Additionally, with Winona being home to two universities and case rates for those in their 20s being high, taking extra caution with the learning model chosen for the beginning of the school year would be valuable, he said. “The safest route to take this is distance learning. There is no question about that,” Schul noted. “However, there is a very strong and compelling case for why students need to be at school. Students’ social and emotion health ranks at the top of those concerns.” 

Board member Steve Schild, who did not vote for the hybrid model, said he is worried that some students may fall behind in the hybrid model with its distance learning portion. “It’s really clear, it’s so clear, it’s cliche, that there’s no one correct answer, and there are many uncertainties,” Schild shared. “But the reason I support at least attempting in-person for those elementary kids is there is one thing we can be certain of, and that is distance learning did not work well for a significant number of students.” 

Board member Tina Lehnertz, who did not vote for the hybrid model, also said she does not feel the distance-learning piece of the model would be beneficial for all students. 

“I feel like we will do a disservice to our families if we don’t bring them [students] back to school,” Lehnertz stated. 

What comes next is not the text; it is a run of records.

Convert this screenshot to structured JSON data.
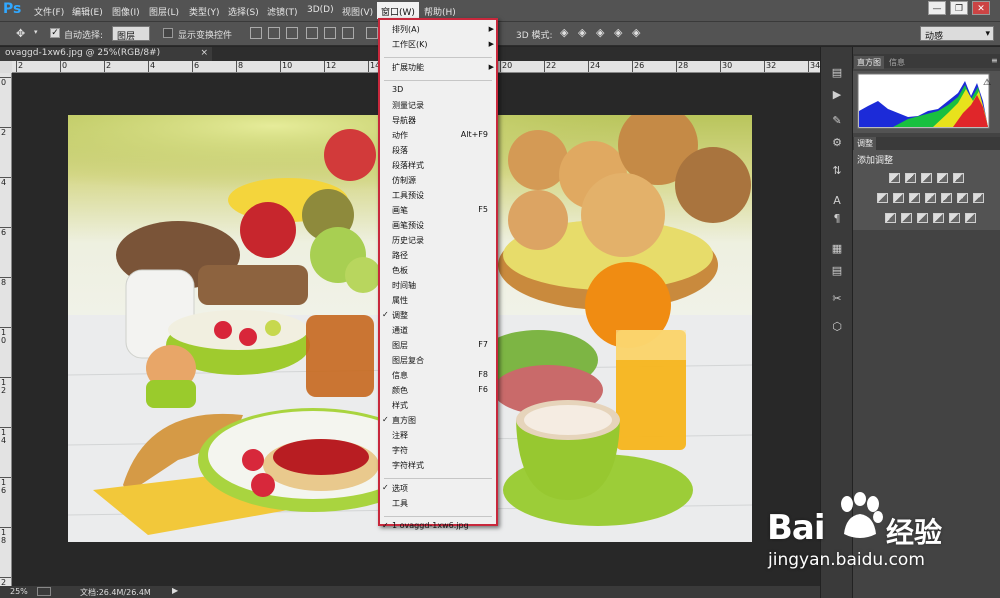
{
  "app": {
    "logo": "Ps"
  },
  "menubar": {
    "items": [
      "文件(F)",
      "编辑(E)",
      "图像(I)",
      "图层(L)",
      "类型(Y)",
      "选择(S)",
      "滤镜(T)",
      "3D(D)",
      "视图(V)",
      "窗口(W)",
      "帮助(H)"
    ],
    "active_index": 9,
    "window_controls": {
      "minimize": "—",
      "restore": "❐",
      "close": "✕"
    }
  },
  "options_bar": {
    "auto_select_label": "自动选择:",
    "auto_select_checked": true,
    "auto_select_value": "图层",
    "show_transform_label": "显示变换控件",
    "show_transform_checked": false,
    "mode_3d_label": "3D 模式:",
    "workspace_value": "动感"
  },
  "document": {
    "tab_title": "ovaggd-1xw6.jpg @ 25%(RGB/8#)",
    "tab_close": "×"
  },
  "rulers": {
    "top": [
      "2",
      "0",
      "2",
      "4",
      "6",
      "8",
      "10",
      "12",
      "14",
      "16",
      "18",
      "20",
      "22",
      "24",
      "26",
      "28",
      "30",
      "32",
      "34"
    ],
    "left": [
      "0",
      "2",
      "4",
      "6",
      "8",
      "1\n0",
      "1\n2",
      "1\n4",
      "1\n6",
      "1\n8",
      "2\n0"
    ]
  },
  "status_bar": {
    "zoom": "25%",
    "doc_info": "文档:26.4M/26.4M"
  },
  "panels": {
    "histogram_tabs": [
      "直方图",
      "信息"
    ],
    "adjust_tab": "调整",
    "adjust_title": "添加调整"
  },
  "window_menu": {
    "items": [
      {
        "label": "排列(A)",
        "submenu": true
      },
      {
        "label": "工作区(K)",
        "submenu": true
      },
      {
        "sep": true
      },
      {
        "label": "扩展功能",
        "submenu": true
      },
      {
        "sep": true
      },
      {
        "label": "3D"
      },
      {
        "label": "测量记录"
      },
      {
        "label": "导航器"
      },
      {
        "label": "动作",
        "shortcut": "Alt+F9"
      },
      {
        "label": "段落"
      },
      {
        "label": "段落样式"
      },
      {
        "label": "仿制源"
      },
      {
        "label": "工具预设"
      },
      {
        "label": "画笔",
        "shortcut": "F5"
      },
      {
        "label": "画笔预设"
      },
      {
        "label": "历史记录"
      },
      {
        "label": "路径"
      },
      {
        "label": "色板"
      },
      {
        "label": "时间轴"
      },
      {
        "label": "属性"
      },
      {
        "label": "调整",
        "checked": true
      },
      {
        "label": "通道"
      },
      {
        "label": "图层",
        "shortcut": "F7"
      },
      {
        "label": "图层复合"
      },
      {
        "label": "信息",
        "shortcut": "F8"
      },
      {
        "label": "颜色",
        "shortcut": "F6"
      },
      {
        "label": "样式"
      },
      {
        "label": "直方图",
        "checked": true
      },
      {
        "label": "注释"
      },
      {
        "label": "字符"
      },
      {
        "label": "字符样式"
      },
      {
        "sep": true
      },
      {
        "label": "选项",
        "checked": true
      },
      {
        "label": "工具"
      },
      {
        "sep": true
      },
      {
        "label": "1 ovaggd-1xw6.jpg",
        "checked": true
      }
    ]
  },
  "watermark": {
    "brand": "Bai",
    "brand_end": "经验",
    "url": "jingyan.baidu.com"
  },
  "colors": {
    "menu_highlight_border": "#c8283c",
    "chrome": "#535353",
    "ps_blue": "#31a8ff"
  }
}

Distance learning was challenging in the spring, board member Michael Hanratty, who voted for the hybrid model, said, but the hybrid model would include in-person and distance learning. The hybrid model would also feature 50-percent building capacity rules, which would support health and safety, he noted. The model would assist with being ready to change learning models if necessary during the school year as well, he stated. 

“I keep hearing the hope is the district will stay in the model we start with. To me, hoping is not the best strategy,” Hanratty explained. “My hope is we don’t have an outbreak in Winona. My hope is the COVID numbers keep going down, especially after college students arrive. But that is not a strategy. The best strategy is to remain flexible if we are mandated to switch models. And model three [hybrid learning] would allow teachers to be prepared for both” in-person and distance learning. 

Board member Allison Quam, who voted for the hybrid model, noted that she recognizes inequities present in distance learning, hybrid learning and in-person learning, and she acknowledges that finding child care is difficult for families. She expressed concerns about district staff members’ work load and exposure to the virus as well. Educators who teach students music and art may travel between classes and school buildings, for example. 

Board chair Nancy Denzer said she was going back and forth between a learning model of in-person learning for elementary students and hybrid learning for secondary students and a learning model of hybrid learning for all students. After several moments of consideration when board members’ votes were taken, she ultimately voted to approve the hybrid model. 

Families will receive more information about finalized learning plans by September 1. Plans must be communicated to families at least one week before school starts under state guidance.